Nambawan Spain is betting that the hardest part of protein reformulation is not protein itself, but taste. With Thaûma, a plant-derived thaumatin II sweetener and flavor modifier, the company is pitching a tool that it says can lift sweetness, smooth out bitterness, and help high-protein products shed sugar without turning chalky or medicinal.

The company says Thaûma is up to 13,600 times sweeter than sugar and works at just 1 to 5 parts per million, a tiny use rate that matters in beverages, nutrition products, dairy, confectionery, and other reduced-sugar formats. Nambawan says the ingredient can mask bitter, astringent, licorice-like, fruity, and fermented off-notes while improving sweetness perception and mouthfeel, positioning it as a co-sweetener rather than a stand-alone sugar replacement.

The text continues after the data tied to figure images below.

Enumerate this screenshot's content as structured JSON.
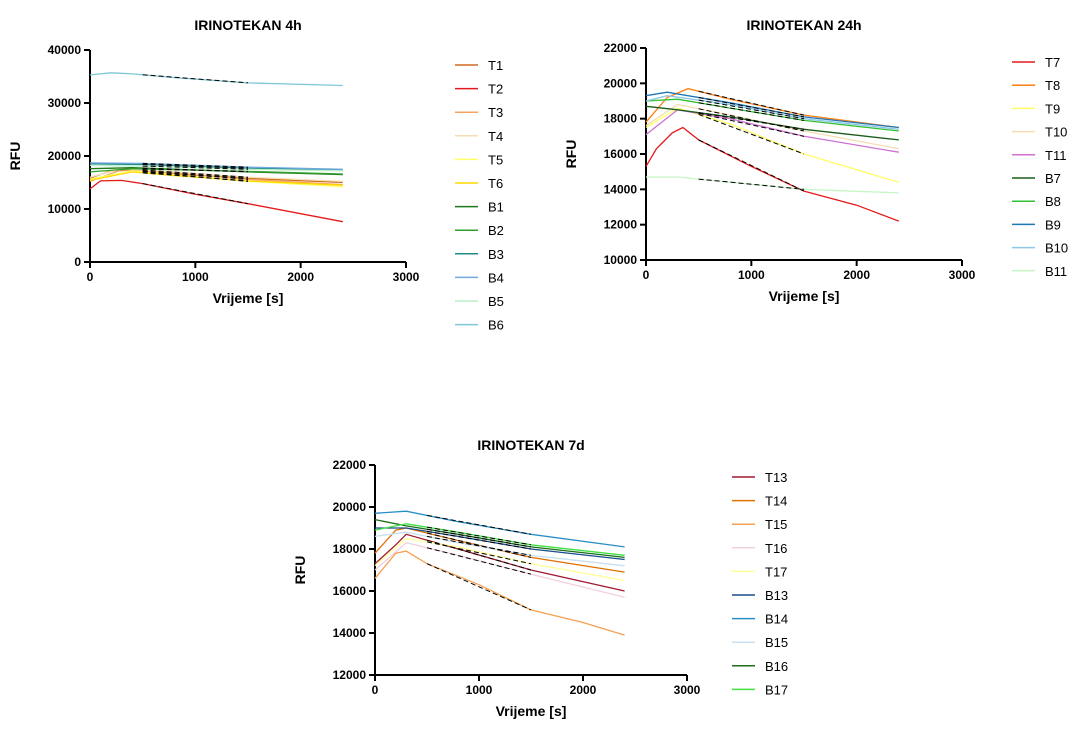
{
  "chart_data": [
    {
      "type": "line",
      "title": "IRINOTEKAN 4h",
      "xlabel": "Vrijeme [s]",
      "ylabel": "RFU",
      "xlim": [
        0,
        3000
      ],
      "ylim": [
        0,
        40000
      ],
      "xticks": [
        "0",
        "1000",
        "2000",
        "3000"
      ],
      "yticks": [
        "0",
        "10000",
        "20000",
        "30000",
        "40000"
      ],
      "legend_position": "right",
      "series": [
        {
          "name": "T1",
          "color": "#d2691e",
          "values": [
            [
              0,
              15800
            ],
            [
              200,
              17200
            ],
            [
              400,
              17300
            ],
            [
              800,
              16600
            ],
            [
              1500,
              15800
            ],
            [
              2400,
              15000
            ]
          ],
          "fit": [
            500,
            1500
          ]
        },
        {
          "name": "T2",
          "color": "#e41a1c",
          "values": [
            [
              0,
              13800
            ],
            [
              100,
              15300
            ],
            [
              300,
              15400
            ],
            [
              500,
              14800
            ],
            [
              1000,
              12800
            ],
            [
              1500,
              11000
            ],
            [
              2400,
              7600
            ]
          ],
          "fit": [
            500,
            1500
          ]
        },
        {
          "name": "T3",
          "color": "#f4a460",
          "values": [
            [
              0,
              15200
            ],
            [
              300,
              17400
            ],
            [
              800,
              16800
            ],
            [
              1500,
              15600
            ],
            [
              2400,
              14600
            ]
          ],
          "fit": [
            500,
            1500
          ]
        },
        {
          "name": "T4",
          "color": "#f5deb3",
          "values": [
            [
              0,
              16000
            ],
            [
              300,
              17600
            ],
            [
              800,
              17000
            ],
            [
              1500,
              16000
            ],
            [
              2400,
              15200
            ]
          ],
          "fit": [
            500,
            1500
          ]
        },
        {
          "name": "T5",
          "color": "#ffff66",
          "values": [
            [
              0,
              15600
            ],
            [
              400,
              17200
            ],
            [
              800,
              16500
            ],
            [
              1500,
              15200
            ],
            [
              2400,
              14200
            ]
          ],
          "fit": [
            500,
            1500
          ]
        },
        {
          "name": "T6",
          "color": "#ffd700",
          "values": [
            [
              0,
              15400
            ],
            [
              400,
              17000
            ],
            [
              800,
              16300
            ],
            [
              1500,
              15300
            ],
            [
              2400,
              14500
            ]
          ],
          "fit": [
            500,
            1500
          ]
        },
        {
          "name": "B1",
          "color": "#1b7a1b",
          "values": [
            [
              0,
              17600
            ],
            [
              400,
              17800
            ],
            [
              1500,
              17000
            ],
            [
              2400,
              16500
            ]
          ],
          "fit": [
            500,
            1500
          ]
        },
        {
          "name": "B2",
          "color": "#33a02c",
          "values": [
            [
              0,
              17000
            ],
            [
              400,
              17600
            ],
            [
              1500,
              17100
            ],
            [
              2400,
              16600
            ]
          ],
          "fit": [
            500,
            1500
          ]
        },
        {
          "name": "B3",
          "color": "#1f8a8a",
          "values": [
            [
              0,
              18500
            ],
            [
              500,
              18400
            ],
            [
              1500,
              17700
            ],
            [
              2400,
              17300
            ]
          ],
          "fit": [
            500,
            1500
          ]
        },
        {
          "name": "B4",
          "color": "#6fa8dc",
          "values": [
            [
              0,
              18700
            ],
            [
              500,
              18600
            ],
            [
              1500,
              17900
            ],
            [
              2400,
              17500
            ]
          ],
          "fit": [
            500,
            1500
          ]
        },
        {
          "name": "B5",
          "color": "#b8f0c8",
          "values": [
            [
              0,
              18200
            ],
            [
              500,
              18100
            ],
            [
              1500,
              17500
            ],
            [
              2400,
              17200
            ]
          ],
          "fit": [
            500,
            1500
          ]
        },
        {
          "name": "B6",
          "color": "#7fc8d8",
          "values": [
            [
              0,
              35300
            ],
            [
              200,
              35700
            ],
            [
              400,
              35500
            ],
            [
              800,
              34800
            ],
            [
              1500,
              33800
            ],
            [
              2400,
              33300
            ]
          ],
          "fit": [
            500,
            1500
          ]
        }
      ]
    },
    {
      "type": "line",
      "title": "IRINOTEKAN 24h",
      "xlabel": "Vrijeme [s]",
      "ylabel": "RFU",
      "xlim": [
        0,
        3000
      ],
      "ylim": [
        10000,
        22000
      ],
      "xticks": [
        "0",
        "1000",
        "2000",
        "3000"
      ],
      "yticks": [
        "10000",
        "12000",
        "14000",
        "16000",
        "18000",
        "20000",
        "22000"
      ],
      "legend_position": "right",
      "series": [
        {
          "name": "T7",
          "color": "#e41a1c",
          "values": [
            [
              0,
              15300
            ],
            [
              100,
              16300
            ],
            [
              250,
              17200
            ],
            [
              350,
              17500
            ],
            [
              500,
              16800
            ],
            [
              1000,
              15300
            ],
            [
              1500,
              13900
            ],
            [
              2000,
              13100
            ],
            [
              2400,
              12200
            ]
          ],
          "fit": [
            500,
            1500
          ]
        },
        {
          "name": "T8",
          "color": "#ff7f0e",
          "values": [
            [
              0,
              17800
            ],
            [
              200,
              19200
            ],
            [
              400,
              19700
            ],
            [
              800,
              19100
            ],
            [
              1500,
              18200
            ],
            [
              2400,
              17500
            ]
          ],
          "fit": [
            500,
            1500
          ]
        },
        {
          "name": "T9",
          "color": "#ffff66",
          "values": [
            [
              0,
              17500
            ],
            [
              300,
              18600
            ],
            [
              800,
              17700
            ],
            [
              1500,
              16000
            ],
            [
              2400,
              14400
            ]
          ],
          "fit": [
            500,
            1500
          ]
        },
        {
          "name": "T10",
          "color": "#f5deb3",
          "values": [
            [
              0,
              17600
            ],
            [
              300,
              18800
            ],
            [
              800,
              18200
            ],
            [
              1500,
              17300
            ],
            [
              2400,
              16300
            ]
          ],
          "fit": [
            500,
            1500
          ]
        },
        {
          "name": "T11",
          "color": "#d070d0",
          "values": [
            [
              0,
              17100
            ],
            [
              300,
              18500
            ],
            [
              800,
              18000
            ],
            [
              1500,
              17000
            ],
            [
              2400,
              16100
            ]
          ],
          "fit": [
            500,
            1500
          ]
        },
        {
          "name": "B7",
          "color": "#1b5e1b",
          "values": [
            [
              0,
              18700
            ],
            [
              300,
              18500
            ],
            [
              800,
              18100
            ],
            [
              1500,
              17400
            ],
            [
              2400,
              16800
            ]
          ],
          "fit": [
            500,
            1500
          ]
        },
        {
          "name": "B8",
          "color": "#33c033",
          "values": [
            [
              0,
              19000
            ],
            [
              300,
              19100
            ],
            [
              800,
              18600
            ],
            [
              1500,
              17900
            ],
            [
              2400,
              17300
            ]
          ],
          "fit": [
            500,
            1500
          ]
        },
        {
          "name": "B9",
          "color": "#1f77b4",
          "values": [
            [
              0,
              19300
            ],
            [
              200,
              19500
            ],
            [
              800,
              18900
            ],
            [
              1500,
              18100
            ],
            [
              2400,
              17500
            ]
          ],
          "fit": [
            500,
            1500
          ]
        },
        {
          "name": "B10",
          "color": "#8cc8e8",
          "values": [
            [
              0,
              19000
            ],
            [
              200,
              19300
            ],
            [
              800,
              18800
            ],
            [
              1500,
              18000
            ],
            [
              2400,
              17400
            ]
          ],
          "fit": [
            500,
            1500
          ]
        },
        {
          "name": "B11",
          "color": "#c8f5c8",
          "values": [
            [
              0,
              14700
            ],
            [
              300,
              14700
            ],
            [
              800,
              14400
            ],
            [
              1500,
              14000
            ],
            [
              2400,
              13800
            ]
          ],
          "fit": [
            500,
            1500
          ]
        }
      ]
    },
    {
      "type": "line",
      "title": "IRINOTEKAN 7d",
      "xlabel": "Vrijeme [s]",
      "ylabel": "RFU",
      "xlim": [
        0,
        3000
      ],
      "ylim": [
        12000,
        22000
      ],
      "xticks": [
        "0",
        "1000",
        "2000",
        "3000"
      ],
      "yticks": [
        "12000",
        "14000",
        "16000",
        "18000",
        "20000",
        "22000"
      ],
      "legend_position": "right",
      "series": [
        {
          "name": "T13",
          "color": "#a01830",
          "values": [
            [
              0,
              17300
            ],
            [
              200,
              18200
            ],
            [
              300,
              18700
            ],
            [
              800,
              18000
            ],
            [
              1500,
              17000
            ],
            [
              2400,
              16000
            ]
          ],
          "fit": [
            500,
            1500
          ]
        },
        {
          "name": "T14",
          "color": "#e07000",
          "values": [
            [
              0,
              17800
            ],
            [
              200,
              18900
            ],
            [
              300,
              19000
            ],
            [
              800,
              18400
            ],
            [
              1500,
              17600
            ],
            [
              2400,
              16900
            ]
          ],
          "fit": [
            500,
            1500
          ]
        },
        {
          "name": "T15",
          "color": "#f5a050",
          "values": [
            [
              0,
              16600
            ],
            [
              200,
              17800
            ],
            [
              300,
              17900
            ],
            [
              500,
              17300
            ],
            [
              1000,
              16300
            ],
            [
              1500,
              15100
            ],
            [
              2000,
              14500
            ],
            [
              2400,
              13900
            ]
          ],
          "fit": [
            500,
            1500
          ]
        },
        {
          "name": "T16",
          "color": "#f0d0e0",
          "values": [
            [
              0,
              17000
            ],
            [
              300,
              18300
            ],
            [
              800,
              17700
            ],
            [
              1500,
              16800
            ],
            [
              2400,
              15700
            ]
          ],
          "fit": [
            500,
            1500
          ]
        },
        {
          "name": "T17",
          "color": "#ffff99",
          "values": [
            [
              0,
              17200
            ],
            [
              300,
              18500
            ],
            [
              800,
              18100
            ],
            [
              1500,
              17300
            ],
            [
              2400,
              16500
            ]
          ],
          "fit": [
            500,
            1500
          ]
        },
        {
          "name": "B13",
          "color": "#1a4d8c",
          "values": [
            [
              0,
              19000
            ],
            [
              300,
              19000
            ],
            [
              800,
              18600
            ],
            [
              1500,
              18000
            ],
            [
              2400,
              17500
            ]
          ],
          "fit": [
            500,
            1500
          ]
        },
        {
          "name": "B14",
          "color": "#2a8fc8",
          "values": [
            [
              0,
              19700
            ],
            [
              300,
              19800
            ],
            [
              800,
              19300
            ],
            [
              1500,
              18700
            ],
            [
              2400,
              18100
            ]
          ],
          "fit": [
            500,
            1500
          ]
        },
        {
          "name": "B15",
          "color": "#c8e0f0",
          "values": [
            [
              0,
              18600
            ],
            [
              300,
              18800
            ],
            [
              800,
              18300
            ],
            [
              1500,
              17700
            ],
            [
              2400,
              17200
            ]
          ],
          "fit": [
            500,
            1500
          ]
        },
        {
          "name": "B16",
          "color": "#1b6e1b",
          "values": [
            [
              0,
              19400
            ],
            [
              300,
              19100
            ],
            [
              800,
              18700
            ],
            [
              1500,
              18100
            ],
            [
              2400,
              17600
            ]
          ],
          "fit": [
            500,
            1500
          ]
        },
        {
          "name": "B17",
          "color": "#40e040",
          "values": [
            [
              0,
              18900
            ],
            [
              300,
              19200
            ],
            [
              800,
              18800
            ],
            [
              1500,
              18200
            ],
            [
              2400,
              17700
            ]
          ],
          "fit": [
            500,
            1500
          ]
        }
      ]
    }
  ]
}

That positioning is aimed squarely at the formulation tradeoffs that define the next wave of protein products. Brands want lower sugar and cleaner labels, but many high-protein and plant-protein systems still lean on sugar to cover flavor gaps and keep repeat purchase rates high. Nambawan says Thaûma is a zero-calorie natural protein sweetener and flavor modifier designed to make stevia and monk fruit taste better, cost less, and scale further, which puts it in the middle of a broader ingredient-system shift in sports nutrition, functional beverages, and better-for-you indulgence.

Nambawan Spain SLU says it was founded in 2023, is headquartered in Extremadura, Spain, and operates as a commercial spin-off of Nomad Bioscience GmbH with an exclusive commercial license for sweet and taste-modifying proteins including thaumatin II and brazzein. The company says industrial production of Thaumatin II trademarked Thauma began in 2025, underscoring that this is being framed not just as a lab story but as a commercial scale-up.

AI-generated illustration
AI-generated illustration

The regulatory backdrop is unusually deep for a launch of this kind. FDA GRAS notices have covered thaumatin and thaumatin II, including thaumatin II produced in Nicotiana benthamiana and thaumatin II as a taste modifier, while FEMA lists thaumatin II under number 5010. JECFA revised the acceptable daily intake in 2025 to a group ADI of not specified for thaumatin and recombinant thaumatin II, and FDA’s thaumatin notice notes that katemfe fruit proteins have been used in West African cuisines for more than 100 years and marketed commercially in the USA, EU, Japan, and elsewhere since the mid-1990s.

Nambawan plans to showcase Thaûma at IFT FIRST 2026 from July 12 to 15 at McCormick Place Convention Center in Chicago, Illinois, in the Startup Pavilion, Booth 67. The launch lands with a clear message for protein formulators: the next competitive edge may come from an ingredient that solves sweetness, off-notes, and cost in one move.